Ok, I'll admit it. I'm not Irish. Not a drop of Irish blood that I know of. I've never been to Ireland, never dated an Irishman, and I'm not a regular at any Irish pubs (although, I do love a good pint now and then). The closest I've come to being Irish is wearing green on St. Patrick's Day, mainly because my teenage students are always on the prowl each year to see who needs a pinch. Since I'm not much for green, either, I've always avoided the pain by wearing a shamrock button that one of them gave me years ago in pity. Sad, but true.
I do, however, have a very close friend who is Irish. 100%, in fact, and immigrated to the United States as a child. She doesn't speak in a charming Irish brogue, but she does have a distinctly Irish sounding name, and definitely can throw back the ale like nobody's business.
Being the curious sort, I cornered her one day to get the 'real' story of St. Patrick's Day - I figured who better to share the real traditions behind the festivities, right? To my dismay, she left me flat. The parades, the traditions, the food, and everything else Americans associate with the 'luck 'o the Irish' is not a part of her lifestyle. Left on my own to research the real back story of St.

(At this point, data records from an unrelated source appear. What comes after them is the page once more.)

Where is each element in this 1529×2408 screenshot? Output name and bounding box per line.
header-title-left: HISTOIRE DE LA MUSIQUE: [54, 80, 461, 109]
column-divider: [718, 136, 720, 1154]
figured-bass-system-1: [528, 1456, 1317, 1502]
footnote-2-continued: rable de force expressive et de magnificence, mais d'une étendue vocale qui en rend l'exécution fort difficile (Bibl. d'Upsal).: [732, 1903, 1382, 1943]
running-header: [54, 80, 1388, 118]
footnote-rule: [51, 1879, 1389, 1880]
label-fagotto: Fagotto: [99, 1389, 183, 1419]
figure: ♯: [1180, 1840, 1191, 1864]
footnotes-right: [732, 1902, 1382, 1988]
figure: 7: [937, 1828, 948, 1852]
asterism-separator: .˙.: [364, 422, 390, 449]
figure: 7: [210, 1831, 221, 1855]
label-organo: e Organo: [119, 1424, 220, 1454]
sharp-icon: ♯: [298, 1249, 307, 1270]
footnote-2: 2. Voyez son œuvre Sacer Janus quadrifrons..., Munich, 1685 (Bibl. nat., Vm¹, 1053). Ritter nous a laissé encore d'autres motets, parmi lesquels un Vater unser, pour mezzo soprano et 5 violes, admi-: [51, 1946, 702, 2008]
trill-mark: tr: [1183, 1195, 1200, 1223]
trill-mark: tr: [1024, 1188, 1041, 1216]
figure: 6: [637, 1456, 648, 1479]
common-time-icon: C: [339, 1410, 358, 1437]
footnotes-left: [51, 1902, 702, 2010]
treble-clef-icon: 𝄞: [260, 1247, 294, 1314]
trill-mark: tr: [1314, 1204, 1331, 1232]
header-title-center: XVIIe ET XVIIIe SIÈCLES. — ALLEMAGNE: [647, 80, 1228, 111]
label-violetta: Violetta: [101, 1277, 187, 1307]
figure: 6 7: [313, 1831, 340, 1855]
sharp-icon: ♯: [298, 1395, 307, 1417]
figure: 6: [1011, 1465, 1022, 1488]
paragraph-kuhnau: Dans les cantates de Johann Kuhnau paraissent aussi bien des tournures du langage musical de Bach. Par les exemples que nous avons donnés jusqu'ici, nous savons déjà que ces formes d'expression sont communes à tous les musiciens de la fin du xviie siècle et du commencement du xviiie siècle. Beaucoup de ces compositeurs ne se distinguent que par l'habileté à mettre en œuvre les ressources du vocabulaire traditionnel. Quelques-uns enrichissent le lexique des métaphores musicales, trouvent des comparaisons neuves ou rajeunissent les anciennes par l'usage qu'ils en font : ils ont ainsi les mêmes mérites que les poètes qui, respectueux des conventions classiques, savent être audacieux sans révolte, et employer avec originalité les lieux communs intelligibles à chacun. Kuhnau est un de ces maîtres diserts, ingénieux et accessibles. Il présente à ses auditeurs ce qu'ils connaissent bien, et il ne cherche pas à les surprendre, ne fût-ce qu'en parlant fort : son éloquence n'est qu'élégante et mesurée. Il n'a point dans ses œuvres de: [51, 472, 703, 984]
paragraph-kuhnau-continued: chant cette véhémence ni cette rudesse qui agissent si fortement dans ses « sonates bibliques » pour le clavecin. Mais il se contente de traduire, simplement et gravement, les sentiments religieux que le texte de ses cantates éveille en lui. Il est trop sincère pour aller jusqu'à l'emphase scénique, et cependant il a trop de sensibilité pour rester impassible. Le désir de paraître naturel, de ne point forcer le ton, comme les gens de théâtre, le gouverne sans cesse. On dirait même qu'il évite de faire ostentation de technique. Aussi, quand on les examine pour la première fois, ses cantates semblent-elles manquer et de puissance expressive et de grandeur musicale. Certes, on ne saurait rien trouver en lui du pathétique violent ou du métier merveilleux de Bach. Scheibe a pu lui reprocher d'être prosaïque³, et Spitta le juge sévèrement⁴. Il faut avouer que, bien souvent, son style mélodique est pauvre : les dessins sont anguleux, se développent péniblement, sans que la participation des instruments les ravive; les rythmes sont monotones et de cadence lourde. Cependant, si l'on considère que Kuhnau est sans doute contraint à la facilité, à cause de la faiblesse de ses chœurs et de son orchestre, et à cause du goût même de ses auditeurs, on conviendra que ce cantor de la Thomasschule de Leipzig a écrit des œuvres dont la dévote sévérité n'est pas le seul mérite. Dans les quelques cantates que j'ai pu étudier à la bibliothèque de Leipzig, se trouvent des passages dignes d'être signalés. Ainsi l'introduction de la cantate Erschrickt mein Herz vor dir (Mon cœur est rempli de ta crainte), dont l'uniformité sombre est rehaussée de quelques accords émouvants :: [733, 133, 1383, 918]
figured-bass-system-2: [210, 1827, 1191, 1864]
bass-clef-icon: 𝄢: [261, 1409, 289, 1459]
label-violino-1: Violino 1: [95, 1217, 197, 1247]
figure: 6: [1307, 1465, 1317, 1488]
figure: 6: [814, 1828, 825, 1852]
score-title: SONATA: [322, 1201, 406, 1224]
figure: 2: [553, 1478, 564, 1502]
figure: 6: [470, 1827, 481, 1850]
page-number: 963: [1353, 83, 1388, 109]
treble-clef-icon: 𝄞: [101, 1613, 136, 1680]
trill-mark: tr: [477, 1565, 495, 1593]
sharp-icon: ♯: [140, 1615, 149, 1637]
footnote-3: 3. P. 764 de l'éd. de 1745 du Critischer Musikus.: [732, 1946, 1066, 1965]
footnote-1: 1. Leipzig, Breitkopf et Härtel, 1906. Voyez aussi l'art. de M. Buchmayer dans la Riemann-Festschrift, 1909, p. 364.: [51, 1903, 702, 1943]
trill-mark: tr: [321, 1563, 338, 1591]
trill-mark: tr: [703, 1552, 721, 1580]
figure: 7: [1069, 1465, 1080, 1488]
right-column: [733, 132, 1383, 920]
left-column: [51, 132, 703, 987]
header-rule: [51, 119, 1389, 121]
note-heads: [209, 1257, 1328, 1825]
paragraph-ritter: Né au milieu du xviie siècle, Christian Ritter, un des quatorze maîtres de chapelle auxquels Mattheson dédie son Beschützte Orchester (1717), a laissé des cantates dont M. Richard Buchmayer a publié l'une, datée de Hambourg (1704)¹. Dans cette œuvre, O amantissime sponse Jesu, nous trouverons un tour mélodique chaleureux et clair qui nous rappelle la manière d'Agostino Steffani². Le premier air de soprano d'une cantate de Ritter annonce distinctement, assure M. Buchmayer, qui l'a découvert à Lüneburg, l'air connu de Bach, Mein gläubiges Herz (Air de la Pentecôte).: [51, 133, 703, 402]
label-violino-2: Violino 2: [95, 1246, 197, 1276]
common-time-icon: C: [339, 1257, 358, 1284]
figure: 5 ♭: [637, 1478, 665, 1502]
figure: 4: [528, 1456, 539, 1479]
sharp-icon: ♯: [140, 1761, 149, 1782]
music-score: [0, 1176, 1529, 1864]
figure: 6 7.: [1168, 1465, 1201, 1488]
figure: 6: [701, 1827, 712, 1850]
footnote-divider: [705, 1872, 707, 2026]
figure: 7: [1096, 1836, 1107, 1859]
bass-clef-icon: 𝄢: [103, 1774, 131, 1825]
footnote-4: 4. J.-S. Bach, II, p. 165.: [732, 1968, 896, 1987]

Patrick's Day, I was surprised with what I learned.
"Do the Irish celebrate St. Patrick's Day?"
Not the same way we do. St. Patrick's Day was really created by Irish American immigrants, and actually has very loose ties with the real Saint Patrick - and yes, there was one. And shockingly, he wasn't Irish! He was a Brit!
"Why does everyone wear shamrocks?"
Originally, the shamrock, an ancient plant, symbolized spring. Over the years, however, as English and Irish tensions grew, the Irish began wearing shamrocks to show their national pride and identity .
"Why is corned beef a popular food on St. Patrick's Day?"
It all started with Irish immigrants living in New York near Jewish immigrants. The Jewish people introduced corned beef as a cheaper substitute for Irish bacon, and the immigrants began adding it to their diets.
"What's the story of the leprechauns?"
Leprechauns are a completely American invention - created by none other than Walt Disney himself. After the 1959 film 'Darby O'Gill and the Little People", leprechauns became an easy to recognize symbol of Ireland. They actually have nothing to do with Saint Patrick!
"Why is St. Patrick's Day such a popular American celebration?"
Amazingly, there are over 36.9 million Americans with Irish roots -which is far more than the population of Ireland itself! America is the 'melting pot', and Irish Americans celebrate as an homage to their ancestral roots.
Whether or not you are of Irish descent, have Irish friends, or just want to know the reason why so many people go crazy looking for leprechauns in March, now you know the real back story of St. Patrick's Day. At least it'll give you something to talk about when you're chugging down your pint of Guinness.